A truly joyous story that has a brilliant balance of worldbuilding, emotions, references, plot, and Llamas.
Never has there been, and never will there be, a villain that can top this creation. An invention to rival the Noodle Man - antagonists with just the right amount of build-up so the reader doesn't feel they aren't living up to the hype. They are everything you could ever hope to see from such a beast; invincible, but in the way of an ancient eldritch monster from a fairytale with no end, rather than a superhero. A natural fact; unbeatable, a statement. The asteroid that killed the dinosaurs. There is something about the balance of cruelty and dopey-ness - the blank Llama stare contrasted with the malicious, telepathic spark behind the eyes... and of course, the concept itself! I do not think I can say anything further that can do these beings justice. No words can describe the true terrible sublimity of the Murder Llamas.
I also think it is worth noting that, Plum having sadly missed the wonderful (I'm not biased, hush) Coloth anthology the year before, s/he more than made up for it with this decidedly Coloth-y story. The flavour of the thing feels right - as in, the assignment has been understood. I can easily see the same Callum and Maritsa I've grown to adore from The Book of the Snowstorm (not that this was their debut; just the first time I'd come across them) in this story, taste the dust of the same Library - this is not only an excellent story, but an excellent Coloth story.
The bleeding plant was a very visceral image, with the importance to Coloth's home and backstory meshing well with his new life with high-strung Maritsa, her emotions around giving him a perfect Christmas feeding into the very plant that is key to her plan. I'm a sucker for emotions having an impact on the physical world, causing changes that can't quite be explained in the purely physical realm, so this plot felt made for me.
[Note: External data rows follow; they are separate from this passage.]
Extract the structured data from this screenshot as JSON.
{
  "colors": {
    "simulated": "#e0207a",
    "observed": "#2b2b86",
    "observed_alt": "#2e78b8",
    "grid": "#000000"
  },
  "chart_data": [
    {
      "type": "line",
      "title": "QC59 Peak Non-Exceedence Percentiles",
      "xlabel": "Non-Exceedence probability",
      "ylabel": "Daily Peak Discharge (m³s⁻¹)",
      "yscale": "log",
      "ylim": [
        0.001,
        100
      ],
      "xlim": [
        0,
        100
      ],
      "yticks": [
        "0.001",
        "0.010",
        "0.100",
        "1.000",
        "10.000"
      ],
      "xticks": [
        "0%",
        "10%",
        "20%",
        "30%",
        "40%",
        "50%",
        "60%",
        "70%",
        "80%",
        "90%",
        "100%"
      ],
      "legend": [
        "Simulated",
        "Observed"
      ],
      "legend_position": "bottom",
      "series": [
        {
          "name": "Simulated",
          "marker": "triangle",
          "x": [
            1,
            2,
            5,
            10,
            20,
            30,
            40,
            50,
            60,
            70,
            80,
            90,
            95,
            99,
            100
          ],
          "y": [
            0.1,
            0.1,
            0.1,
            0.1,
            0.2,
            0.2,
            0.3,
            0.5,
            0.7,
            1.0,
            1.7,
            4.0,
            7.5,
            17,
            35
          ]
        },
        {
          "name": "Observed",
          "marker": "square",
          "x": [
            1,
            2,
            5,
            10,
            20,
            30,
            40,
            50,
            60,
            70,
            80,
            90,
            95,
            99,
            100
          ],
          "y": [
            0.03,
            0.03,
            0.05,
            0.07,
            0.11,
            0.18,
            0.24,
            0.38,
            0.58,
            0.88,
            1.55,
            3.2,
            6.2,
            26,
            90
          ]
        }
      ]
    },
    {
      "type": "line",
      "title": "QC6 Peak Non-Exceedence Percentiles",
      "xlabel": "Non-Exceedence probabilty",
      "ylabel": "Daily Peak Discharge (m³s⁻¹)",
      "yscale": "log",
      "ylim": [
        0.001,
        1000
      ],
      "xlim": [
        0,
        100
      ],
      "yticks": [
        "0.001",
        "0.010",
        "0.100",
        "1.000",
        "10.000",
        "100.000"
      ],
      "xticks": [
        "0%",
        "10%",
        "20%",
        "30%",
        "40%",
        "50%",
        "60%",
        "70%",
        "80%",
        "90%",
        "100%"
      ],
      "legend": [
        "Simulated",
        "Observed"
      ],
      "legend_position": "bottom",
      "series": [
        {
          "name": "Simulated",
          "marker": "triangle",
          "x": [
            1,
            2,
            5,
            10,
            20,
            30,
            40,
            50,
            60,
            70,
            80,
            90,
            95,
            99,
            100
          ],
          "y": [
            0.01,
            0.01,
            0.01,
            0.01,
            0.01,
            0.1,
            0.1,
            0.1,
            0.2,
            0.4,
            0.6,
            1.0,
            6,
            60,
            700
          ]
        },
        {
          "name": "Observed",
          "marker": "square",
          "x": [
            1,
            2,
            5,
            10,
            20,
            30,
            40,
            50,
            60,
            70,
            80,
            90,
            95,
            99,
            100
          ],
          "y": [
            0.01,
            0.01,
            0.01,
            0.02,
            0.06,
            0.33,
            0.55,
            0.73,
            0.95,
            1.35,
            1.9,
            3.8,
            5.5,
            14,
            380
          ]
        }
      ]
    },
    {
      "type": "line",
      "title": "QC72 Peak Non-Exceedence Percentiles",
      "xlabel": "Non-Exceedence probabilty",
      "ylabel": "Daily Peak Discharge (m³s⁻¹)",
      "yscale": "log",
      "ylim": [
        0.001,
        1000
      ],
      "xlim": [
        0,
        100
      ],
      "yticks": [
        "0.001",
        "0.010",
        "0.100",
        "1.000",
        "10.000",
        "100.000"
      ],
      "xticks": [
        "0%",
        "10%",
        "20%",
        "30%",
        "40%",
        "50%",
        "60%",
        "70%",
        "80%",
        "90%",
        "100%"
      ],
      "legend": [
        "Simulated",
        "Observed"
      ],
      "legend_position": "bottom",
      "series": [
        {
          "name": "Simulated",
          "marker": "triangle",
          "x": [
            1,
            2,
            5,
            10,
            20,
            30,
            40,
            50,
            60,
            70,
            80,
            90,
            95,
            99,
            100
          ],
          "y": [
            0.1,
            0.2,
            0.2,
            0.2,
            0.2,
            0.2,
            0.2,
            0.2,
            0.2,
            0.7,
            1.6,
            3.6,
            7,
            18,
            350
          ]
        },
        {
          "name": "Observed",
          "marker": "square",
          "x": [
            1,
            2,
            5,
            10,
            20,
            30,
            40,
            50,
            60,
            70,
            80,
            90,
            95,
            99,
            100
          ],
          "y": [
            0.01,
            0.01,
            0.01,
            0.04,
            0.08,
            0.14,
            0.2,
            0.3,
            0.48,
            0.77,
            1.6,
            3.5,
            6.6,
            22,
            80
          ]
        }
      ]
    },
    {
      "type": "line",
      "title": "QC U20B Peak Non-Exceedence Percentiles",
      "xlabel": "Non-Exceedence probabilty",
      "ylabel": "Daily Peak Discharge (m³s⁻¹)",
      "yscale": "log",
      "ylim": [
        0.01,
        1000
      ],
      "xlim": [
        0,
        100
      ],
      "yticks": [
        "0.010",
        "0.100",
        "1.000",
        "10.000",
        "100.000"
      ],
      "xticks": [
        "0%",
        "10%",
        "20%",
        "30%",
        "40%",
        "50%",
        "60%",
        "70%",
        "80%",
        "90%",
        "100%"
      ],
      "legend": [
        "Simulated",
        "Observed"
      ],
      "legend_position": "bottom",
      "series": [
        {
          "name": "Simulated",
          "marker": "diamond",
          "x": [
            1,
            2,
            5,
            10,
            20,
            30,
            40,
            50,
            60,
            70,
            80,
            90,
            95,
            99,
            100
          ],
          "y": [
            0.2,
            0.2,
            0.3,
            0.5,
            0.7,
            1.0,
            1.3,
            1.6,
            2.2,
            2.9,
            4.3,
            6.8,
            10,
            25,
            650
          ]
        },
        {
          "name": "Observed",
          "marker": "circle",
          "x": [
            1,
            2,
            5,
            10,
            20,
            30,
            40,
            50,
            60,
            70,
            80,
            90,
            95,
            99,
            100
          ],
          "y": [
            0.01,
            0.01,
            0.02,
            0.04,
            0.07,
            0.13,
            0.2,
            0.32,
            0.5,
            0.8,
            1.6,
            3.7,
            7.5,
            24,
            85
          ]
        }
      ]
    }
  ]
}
This, combined with the hilarity/terror of the villain, and the lovely smattering of nods to other parts of the Whoniverse, settled nicely with the holiday theme to create a wonderful story that I would happily recommend to anyone who stands near me long enough for me to get out a sentence.
Here's to hoping that the writer never finds this review - I worry that her ego would become unbearable, perhaps swelling to the point where it overtakes all of reality, and Plum subsumes the entire universe, much like what I'm sure must be becoming his most infamous creation - the Murder Llamas.